Since we just came back from competition in Texas, the kid has Texas food on her mind, and asked if you could make chili Irish style. Little did she know,, we've made it that way for years, LOL!
So for those of you wanting some great warm you up dinner, here's the perfect recipe!
2 tbsp. olive oil
2 lbs. lean stew meat cut into 1/2 inch cubes
16 oz. V-8 juice- we like to use the Spicy variety for more flavor
1 bottle Guinness stout
1 tsp. salt
2 tsp. ground oregano
3 tbsp. chili powder
1/2 tsp. garlic powder
1/2 tsp. ground cinnamon
1/4 tsp. ground cloves
1/2 tsp. ground ginger (optional- if you don't like ginger, add 1/4 tsp more chili or cayenne)
1/2 tsp. cayenne pepper
1 cp. chopped onions- Vidalia (note, if your don't have on hand, you can use 1 cp of frozen onion/pepper mix for same flavor boost)
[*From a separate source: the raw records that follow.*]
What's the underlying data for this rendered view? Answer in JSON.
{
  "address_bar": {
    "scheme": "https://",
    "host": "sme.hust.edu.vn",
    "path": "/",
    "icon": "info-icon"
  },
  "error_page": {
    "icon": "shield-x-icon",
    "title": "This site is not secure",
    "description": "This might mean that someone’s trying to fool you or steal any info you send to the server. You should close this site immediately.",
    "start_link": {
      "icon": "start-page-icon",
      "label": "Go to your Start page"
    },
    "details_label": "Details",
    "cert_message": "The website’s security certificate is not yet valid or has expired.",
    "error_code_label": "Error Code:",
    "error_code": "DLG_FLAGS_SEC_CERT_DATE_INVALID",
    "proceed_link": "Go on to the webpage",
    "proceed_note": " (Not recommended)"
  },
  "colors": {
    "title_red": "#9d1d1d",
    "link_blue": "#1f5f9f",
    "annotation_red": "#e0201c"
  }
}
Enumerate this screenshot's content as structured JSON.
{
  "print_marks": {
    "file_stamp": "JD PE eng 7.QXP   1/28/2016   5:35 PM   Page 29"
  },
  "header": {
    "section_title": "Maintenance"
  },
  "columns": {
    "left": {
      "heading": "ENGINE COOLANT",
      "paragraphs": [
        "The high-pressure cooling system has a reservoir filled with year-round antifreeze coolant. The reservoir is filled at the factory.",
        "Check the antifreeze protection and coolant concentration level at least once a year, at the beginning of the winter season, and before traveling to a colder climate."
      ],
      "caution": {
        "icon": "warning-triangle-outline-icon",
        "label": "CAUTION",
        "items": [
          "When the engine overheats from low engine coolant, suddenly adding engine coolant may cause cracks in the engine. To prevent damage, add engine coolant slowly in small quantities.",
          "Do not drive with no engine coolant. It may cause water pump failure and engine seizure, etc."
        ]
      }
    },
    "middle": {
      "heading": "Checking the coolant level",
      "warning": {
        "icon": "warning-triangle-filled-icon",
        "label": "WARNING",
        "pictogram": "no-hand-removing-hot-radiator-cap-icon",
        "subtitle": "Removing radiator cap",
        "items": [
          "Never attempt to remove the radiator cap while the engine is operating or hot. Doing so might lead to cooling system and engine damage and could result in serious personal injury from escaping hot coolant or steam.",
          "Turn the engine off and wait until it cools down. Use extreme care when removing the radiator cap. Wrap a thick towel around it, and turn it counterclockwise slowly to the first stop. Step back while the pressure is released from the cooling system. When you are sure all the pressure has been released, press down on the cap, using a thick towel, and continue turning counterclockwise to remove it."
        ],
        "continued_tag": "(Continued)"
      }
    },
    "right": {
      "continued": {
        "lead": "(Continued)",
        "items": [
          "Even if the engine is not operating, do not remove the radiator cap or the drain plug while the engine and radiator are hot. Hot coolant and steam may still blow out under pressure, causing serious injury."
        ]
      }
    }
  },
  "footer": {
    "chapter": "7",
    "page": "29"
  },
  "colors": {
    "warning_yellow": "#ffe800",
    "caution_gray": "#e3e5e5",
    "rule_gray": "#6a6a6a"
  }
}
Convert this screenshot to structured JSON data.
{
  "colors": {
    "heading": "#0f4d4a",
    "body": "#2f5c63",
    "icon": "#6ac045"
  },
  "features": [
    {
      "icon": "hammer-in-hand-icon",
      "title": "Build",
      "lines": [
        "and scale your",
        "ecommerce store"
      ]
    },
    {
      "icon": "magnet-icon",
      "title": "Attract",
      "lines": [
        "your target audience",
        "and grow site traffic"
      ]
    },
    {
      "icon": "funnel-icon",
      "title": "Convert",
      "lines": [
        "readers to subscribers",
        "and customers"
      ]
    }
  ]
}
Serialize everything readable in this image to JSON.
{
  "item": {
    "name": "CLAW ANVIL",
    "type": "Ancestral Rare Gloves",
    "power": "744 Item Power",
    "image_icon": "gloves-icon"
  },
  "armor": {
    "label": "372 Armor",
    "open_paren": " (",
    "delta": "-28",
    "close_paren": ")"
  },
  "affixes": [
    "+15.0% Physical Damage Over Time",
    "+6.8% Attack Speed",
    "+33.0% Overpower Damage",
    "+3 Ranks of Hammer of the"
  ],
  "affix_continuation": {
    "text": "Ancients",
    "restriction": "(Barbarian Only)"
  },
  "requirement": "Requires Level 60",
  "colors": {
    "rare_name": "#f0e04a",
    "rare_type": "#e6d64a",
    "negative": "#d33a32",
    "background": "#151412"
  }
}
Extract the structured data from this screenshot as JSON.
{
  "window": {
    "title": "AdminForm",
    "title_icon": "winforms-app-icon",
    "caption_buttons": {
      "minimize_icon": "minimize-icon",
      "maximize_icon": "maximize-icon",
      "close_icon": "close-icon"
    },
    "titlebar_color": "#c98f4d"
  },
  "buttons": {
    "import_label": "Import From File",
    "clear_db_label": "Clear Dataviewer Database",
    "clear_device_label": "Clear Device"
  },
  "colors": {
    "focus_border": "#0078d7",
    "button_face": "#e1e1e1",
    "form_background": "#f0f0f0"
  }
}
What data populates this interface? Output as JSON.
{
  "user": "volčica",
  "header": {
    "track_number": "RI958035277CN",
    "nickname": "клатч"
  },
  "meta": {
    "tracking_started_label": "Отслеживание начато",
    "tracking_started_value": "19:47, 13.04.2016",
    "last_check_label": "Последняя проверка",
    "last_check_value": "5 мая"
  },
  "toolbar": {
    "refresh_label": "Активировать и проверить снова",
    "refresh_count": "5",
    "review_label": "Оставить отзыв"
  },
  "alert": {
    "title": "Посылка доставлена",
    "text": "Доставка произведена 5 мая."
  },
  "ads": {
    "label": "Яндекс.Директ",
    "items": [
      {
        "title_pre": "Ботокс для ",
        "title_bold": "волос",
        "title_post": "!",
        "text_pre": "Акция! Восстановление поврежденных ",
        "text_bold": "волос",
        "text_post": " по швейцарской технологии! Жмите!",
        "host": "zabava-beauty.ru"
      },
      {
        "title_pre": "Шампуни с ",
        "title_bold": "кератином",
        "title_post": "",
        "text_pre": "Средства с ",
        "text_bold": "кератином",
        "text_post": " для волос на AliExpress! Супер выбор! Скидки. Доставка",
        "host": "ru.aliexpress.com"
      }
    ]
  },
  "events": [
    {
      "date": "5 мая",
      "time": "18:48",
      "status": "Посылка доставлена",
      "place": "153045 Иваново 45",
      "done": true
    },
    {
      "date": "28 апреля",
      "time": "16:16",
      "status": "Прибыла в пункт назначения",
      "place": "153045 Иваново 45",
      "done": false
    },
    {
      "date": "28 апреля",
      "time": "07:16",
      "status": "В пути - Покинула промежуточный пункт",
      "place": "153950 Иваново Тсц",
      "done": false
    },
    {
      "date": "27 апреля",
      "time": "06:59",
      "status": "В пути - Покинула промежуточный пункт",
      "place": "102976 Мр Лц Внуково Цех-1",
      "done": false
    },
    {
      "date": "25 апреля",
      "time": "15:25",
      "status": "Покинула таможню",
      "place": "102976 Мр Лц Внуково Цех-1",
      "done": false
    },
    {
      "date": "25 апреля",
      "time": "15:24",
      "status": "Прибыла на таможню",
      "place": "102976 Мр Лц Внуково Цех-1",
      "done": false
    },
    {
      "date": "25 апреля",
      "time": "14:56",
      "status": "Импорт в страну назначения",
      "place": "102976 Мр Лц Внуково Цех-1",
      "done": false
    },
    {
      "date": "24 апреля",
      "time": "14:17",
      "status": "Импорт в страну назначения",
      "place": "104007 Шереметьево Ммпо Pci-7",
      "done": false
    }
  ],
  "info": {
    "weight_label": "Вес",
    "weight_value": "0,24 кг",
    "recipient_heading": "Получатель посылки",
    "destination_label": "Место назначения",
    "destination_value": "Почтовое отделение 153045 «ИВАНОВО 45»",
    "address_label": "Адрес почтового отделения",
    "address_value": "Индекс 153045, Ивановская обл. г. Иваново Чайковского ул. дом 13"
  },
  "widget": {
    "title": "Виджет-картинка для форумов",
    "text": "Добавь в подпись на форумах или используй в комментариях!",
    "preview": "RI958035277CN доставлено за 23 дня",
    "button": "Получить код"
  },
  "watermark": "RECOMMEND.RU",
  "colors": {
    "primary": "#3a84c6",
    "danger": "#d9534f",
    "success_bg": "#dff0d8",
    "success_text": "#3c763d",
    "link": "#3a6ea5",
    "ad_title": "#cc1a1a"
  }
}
1 cp grated cheddar cheese
1 cp chopped green onion- optional
Sour cream- optional
1. In large cooking pot, sear the stew meat in the olive oil. Drain off fat, and return meat to pan (do NOT scrape off bottom bit).
2. Add the V-8 juice and Guinness to the pan, scraping up the browned bits on the pan as well, and bring to boil.
3. Remove pan from heat and add all the spices to the pan. Place back on stove and simmer on low heat for 2 hours, stirring now and then.
4. Ten minutes before chili is done, add chopped Vidalia onions to pot, stir, and let simmer for 10 minutes.
5. Serve chili with cornbread, rice or St Louis style, over spaghetti. Top with green onions, sour cream and/or grated cheese.